Calcium isotopic variability in hotspot lavas controlled by partial melting and source lithological heterogeneity

Abstract

Crustal recycling can induce significant chemical and lithological heterogeneity of the mantle. Ocean island basalts (OIBs) are the surface expressions of rising mantle plumes from the Earth's deep interior and thus can be a probe of the compositional heterogeneity in the deep mantle. Endmember OIBs sampled the most isotopically extreme mantle components including EM1 (Enriched mantle 1), EM2 (Enriched mantle 2), HIMU (high μ; μ =238U/204Pb), and FOZO (Focus zone), but the lithological properties of their source regions are still not well understood. Here we explore the potential of stable calcium (Ca) isotopes in identifying mantle source lithology by investigating OIBs from the type localities for the several mantle components. We find that the δ44/40Ca values of classic HIMU OIBs (0.77 ± 0.09‰; 2SD, N = 15) and Louisville FOZO OIBs (0.78 ± 0.06‰; 2SD, N = 4) are indistinguishable from the average MORB (mid-ocean ridge basalt) value (0.84 ± 0.09‰; 2SD, N = 31), while the δ44/40Ca values of the Pitcairn EM1 (0.65–0.72‰) and the Samoan (Tutuila) EM2 OIBs (0.61–0.71‰) are distinctly lower than those of MORBs.
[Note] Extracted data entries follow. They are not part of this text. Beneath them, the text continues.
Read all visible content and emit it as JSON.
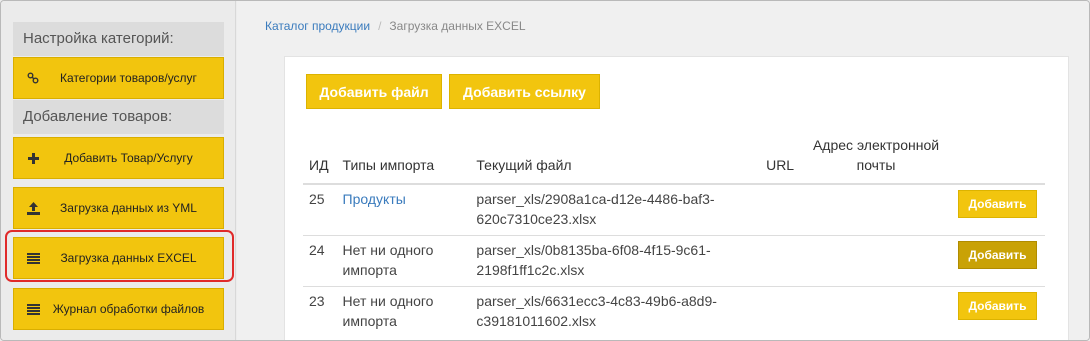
{
  "sidebar": {
    "section_categories": "Настройка категорий:",
    "btn_categories": "Категории товаров/услуг",
    "section_add": "Добавление товаров:",
    "btn_add_product": "Добавить Товар/Услугу",
    "btn_yml": "Загрузка данных из YML",
    "btn_excel": "Загрузка данных EXCEL",
    "btn_journal": "Журнал обработки файлов"
  },
  "breadcrumb": {
    "catalog": "Каталог продукции",
    "separator": "/",
    "current": "Загрузка данных EXCEL"
  },
  "toolbar": {
    "add_file": "Добавить файл",
    "add_link": "Добавить ссылку"
  },
  "table": {
    "headers": {
      "id": "ИД",
      "types": "Типы импорта",
      "file": "Текущий файл",
      "url": "URL",
      "email_1": "Адрес электронной",
      "email_2": "почты"
    },
    "rows": [
      {
        "id": "25",
        "type": "Продукты",
        "file_1": "parser_xls/2908a1ca-d12e-4486-baf3-",
        "file_2": "620c7310ce23.xlsx",
        "action": "Добавить"
      },
      {
        "id": "24",
        "type_1": "Нет ни одного",
        "type_2": "импорта",
        "file_1": "parser_xls/0b8135ba-6f08-4f15-9c61-",
        "file_2": "2198f1ff1c2c.xlsx",
        "action": "Добавить"
      },
      {
        "id": "23",
        "type_1": "Нет ни одного",
        "type_2": "импорта",
        "file_1": "parser_xls/6631ecc3-4c83-49b6-a8d9-",
        "file_2": "c39181011602.xlsx",
        "action": "Добавить"
      }
    ]
  },
  "colors": {
    "accent": "#f2c50e",
    "link": "#3a7bbd",
    "highlight": "#e02a2a"
  }
}
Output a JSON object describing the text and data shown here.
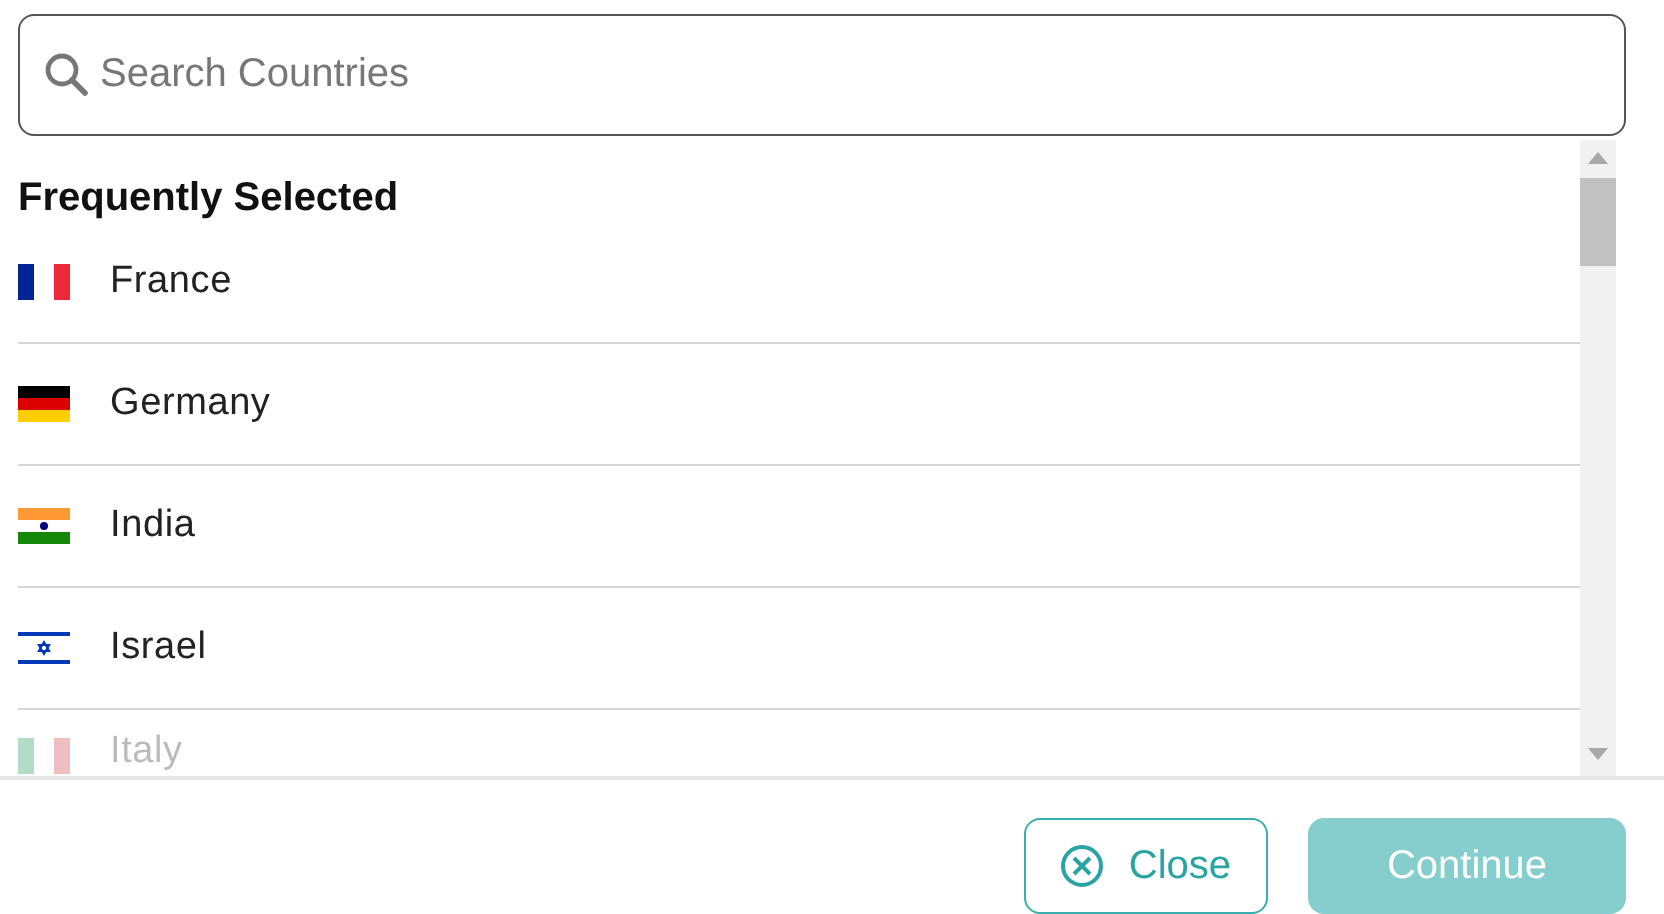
{
  "search": {
    "placeholder": "Search Countries"
  },
  "section": {
    "title": "Frequently Selected"
  },
  "countries": [
    {
      "name": "France",
      "kind": "fr"
    },
    {
      "name": "Germany",
      "kind": "de"
    },
    {
      "name": "India",
      "kind": "in"
    },
    {
      "name": "Israel",
      "kind": "il"
    },
    {
      "name": "Italy",
      "kind": "it"
    }
  ],
  "buttons": [
    {
      "kind": "outline",
      "label": "Close",
      "disabled": false
    },
    {
      "kind": "primary",
      "label": "Continue",
      "disabled": true
    }
  ]
}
Such Ca isotopic distinction cannot be attributed to magmatic differentiation because the EM1 and EM2 OIBs have obviously lower δ44/40Ca values than the HIMU and FOZO OIBs even at a same MgO content. Equilibrium fractionation during partial melting of garnet peridotite with bulk silicate Earth (BSE) δ44/40Ca (0.94 ± 0.05‰) can explain the Ca isotopic compositions of the HIMU and FOZO OIBs but is unable to reproduce the Ca isotopic variation of all OIBs in this study. Quantitative modeling suggests that the coupling of low δ44/40Ca (< 0.7‰) and high Gd/Yb (> 3.5) ratios in the EM1 and EM2 OIBs most likely points to an eclogitic source component with MORB-like or even lower δ44/40Ca (e.g., < 0.8‰), possibly reflecting contributions from recycled oceanic crust and sediments. A negative correlation between average δ44/40Ca and δ57Fe values (a useful proxy for mantle source lithology) of all endmember OIBs further confirms this proposal and highlights the significant contribution of distinct source lithologies to the Ca isotopic variations in these basalts. Therefore, our study indicates that Ca isotopes of basalts can be another promising tracer of lithological heterogeneity in the mantle.